Meet the New Digital Agency That Already Has 2,000 Big Names on Board

Laundry Service spins off Cycle to make BuzzFeed-style content

Sports and marketing endorsements have long gone hand in hand, but the form those endorsements tend to take is increasingly shifting from traditional TV spots to sponsored Instagram posts.

Nearly a year after sports management giant Wasserman Media acquired digital shop Laundry Service to beef up its social and digital know-how for clients like Pepsi and American Express, the agencies are creating a media company that leverages 2,000 athletes—including NBA stars Anthony Davis and Russell Westbrook—and influencers to create branded content.

"Agencies and media companies are becoming the same thing in a lot of ways," said Jason Stein, Laundry Service's founder and CEO. "We're trying to flip the traditional endorsement deal on its head and just have brands buying [influencers'] reach just like you would a media buy on a publication's website."

In the past year, Stein said Laundry Service's business has grown 100 percent, and its staff has doubled to 170 people.

In January, Laundry Service spun out its in-house influencer arm, Cycle, into a stand-alone company that now has 30 employees. Unlike Laundry Service with its content creation roots, Cycle's focus is on distribution.

Cycle's network of creators crank out 50,000 pieces of content that get 3 billion views per month, and the brand's Facebook, Twitter and Instagram pages have more than 35,000 followers.


Cheers, Peyton. : @misshattan

A photo posted by Cycle (@bycycle) on



Our kind of give and go.

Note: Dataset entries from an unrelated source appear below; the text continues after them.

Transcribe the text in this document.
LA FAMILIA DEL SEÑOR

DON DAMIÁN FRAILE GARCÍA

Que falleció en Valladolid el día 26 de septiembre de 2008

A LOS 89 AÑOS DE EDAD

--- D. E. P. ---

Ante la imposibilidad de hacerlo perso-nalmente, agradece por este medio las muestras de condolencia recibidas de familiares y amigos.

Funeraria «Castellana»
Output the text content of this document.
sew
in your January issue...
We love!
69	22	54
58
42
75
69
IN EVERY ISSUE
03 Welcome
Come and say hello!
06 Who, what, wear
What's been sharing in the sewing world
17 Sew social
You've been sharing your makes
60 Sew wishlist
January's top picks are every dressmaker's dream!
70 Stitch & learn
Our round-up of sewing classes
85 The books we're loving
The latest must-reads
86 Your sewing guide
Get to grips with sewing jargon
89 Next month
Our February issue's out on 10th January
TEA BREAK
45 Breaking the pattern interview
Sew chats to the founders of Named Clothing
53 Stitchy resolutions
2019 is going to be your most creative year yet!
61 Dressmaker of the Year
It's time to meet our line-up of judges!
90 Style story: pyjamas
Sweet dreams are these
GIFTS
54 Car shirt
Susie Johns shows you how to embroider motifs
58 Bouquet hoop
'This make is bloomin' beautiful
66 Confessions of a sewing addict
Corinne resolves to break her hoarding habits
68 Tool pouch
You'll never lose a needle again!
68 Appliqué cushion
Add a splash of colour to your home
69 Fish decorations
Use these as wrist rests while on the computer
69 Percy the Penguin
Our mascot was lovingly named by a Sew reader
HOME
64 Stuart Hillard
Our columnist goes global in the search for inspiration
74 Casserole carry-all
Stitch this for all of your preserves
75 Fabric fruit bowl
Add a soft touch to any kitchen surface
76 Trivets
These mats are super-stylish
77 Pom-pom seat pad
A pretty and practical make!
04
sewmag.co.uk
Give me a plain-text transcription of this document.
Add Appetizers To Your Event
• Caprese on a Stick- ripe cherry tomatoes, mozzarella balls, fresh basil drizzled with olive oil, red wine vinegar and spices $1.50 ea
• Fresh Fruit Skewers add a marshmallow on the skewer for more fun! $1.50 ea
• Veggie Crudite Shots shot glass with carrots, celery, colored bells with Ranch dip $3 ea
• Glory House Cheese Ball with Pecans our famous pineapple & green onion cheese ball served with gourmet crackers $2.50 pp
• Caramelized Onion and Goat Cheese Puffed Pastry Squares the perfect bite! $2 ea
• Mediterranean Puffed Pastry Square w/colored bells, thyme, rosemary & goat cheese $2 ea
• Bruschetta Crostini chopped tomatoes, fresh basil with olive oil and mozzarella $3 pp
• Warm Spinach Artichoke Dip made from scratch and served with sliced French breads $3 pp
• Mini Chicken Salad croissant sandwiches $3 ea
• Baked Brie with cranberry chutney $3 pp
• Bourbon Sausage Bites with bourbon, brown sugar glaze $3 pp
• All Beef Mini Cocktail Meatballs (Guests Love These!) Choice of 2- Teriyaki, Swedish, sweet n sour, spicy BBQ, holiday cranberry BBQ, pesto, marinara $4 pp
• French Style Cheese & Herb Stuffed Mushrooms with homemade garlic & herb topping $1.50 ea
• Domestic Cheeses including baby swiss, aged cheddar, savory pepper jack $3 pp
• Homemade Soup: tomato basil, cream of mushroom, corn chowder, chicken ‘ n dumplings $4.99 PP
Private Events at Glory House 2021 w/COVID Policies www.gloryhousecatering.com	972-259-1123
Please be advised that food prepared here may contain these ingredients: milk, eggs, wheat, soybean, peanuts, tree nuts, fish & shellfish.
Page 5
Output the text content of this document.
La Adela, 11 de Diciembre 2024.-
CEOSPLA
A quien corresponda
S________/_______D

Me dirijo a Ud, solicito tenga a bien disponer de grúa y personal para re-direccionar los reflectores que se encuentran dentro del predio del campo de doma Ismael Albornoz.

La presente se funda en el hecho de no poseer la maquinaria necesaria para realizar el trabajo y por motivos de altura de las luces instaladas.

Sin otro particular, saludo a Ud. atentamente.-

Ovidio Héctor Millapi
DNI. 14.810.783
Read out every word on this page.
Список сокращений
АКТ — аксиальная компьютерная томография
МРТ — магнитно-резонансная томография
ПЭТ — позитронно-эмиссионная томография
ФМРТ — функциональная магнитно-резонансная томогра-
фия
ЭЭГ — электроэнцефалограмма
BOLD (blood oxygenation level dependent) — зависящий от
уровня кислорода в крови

Olympic winner @TorahBright passing the rock.

A video posted by Cycle (@bycycle) on


"It becomes more diverse, and you can pair great creators with great athletes and have really amazing content on everyone's channels," Stein said. "It's just as much an opportunity to build a media company with a really unique POV and voice and using our talent as people that scale efficiently."

For example, Davis is working to create a short-form video series that's been viewed on Facebook more than 420,000 times in the past month.

And another 15-second video created by artist Sam Larson has racked up more than 1 million views since it was uploaded on Jan. 25. (Check out the Instagram version below.)


Look at the flicka da wrist. : @samlarson

A video posted by Cycle (@bycycle) on

Stein said Cycle's business model is based on BuzzFeed and Vice, two publishers betting big on branded content as their primary revenue drivers.

"A newspaper might have 100 reporters around the world, and we have 1,000 amazing content creators around the world who make photos and videos as well as any big production," he said. "What we know how to do from our original Laundry Service days is distribute content and target the right people."

The push for more digital content is also part of Wasserman's plan to move into new areas outside sports, which it's primarily known for.

"We think it is fundamental to be able to deliver and give value in a way that the world is heading," said Casey Wasserman, CEO of Wasserman Media Group. "If you think about what it means to be a network, it's about reach and frequency based on authenticity. Frankly, very few people can do that better than athletes, so brands are associated with premium content."

Take Pepsi, for example. The soda giant has been a longtime client of Wasserman's on the sports side of its business, but was looking for opportunities to align with pop culture.

After setting up a meeting with Fox last year, Wasserman negotiated Pepsi's product integration into Empire's story line that followed character Jamal Lyon's quest to land an endorsement.

"This isn't about product placement, which we don't think is authentic and works anymore," Wasserman said. "We believe that the association with premium content is fundamental to our future and our brand, and we're open to exploring new ways to do that."

As an example of just how much Wasserman's companies are overlapping, consider this: Laundry Service is creating social content for Pepsi about Empire.

"It speaks to the future of television. There is a lot of backlash to traditional TV spots right now in general—especially for nonlive, linear TV—but this is one of those shows that totally transcends that," Stein said. "I think it's a huge opportunity for the TV networks and programmers to monetize their most valuable assets, which is the amazing stories that they tell and making it really compelling for different audiences."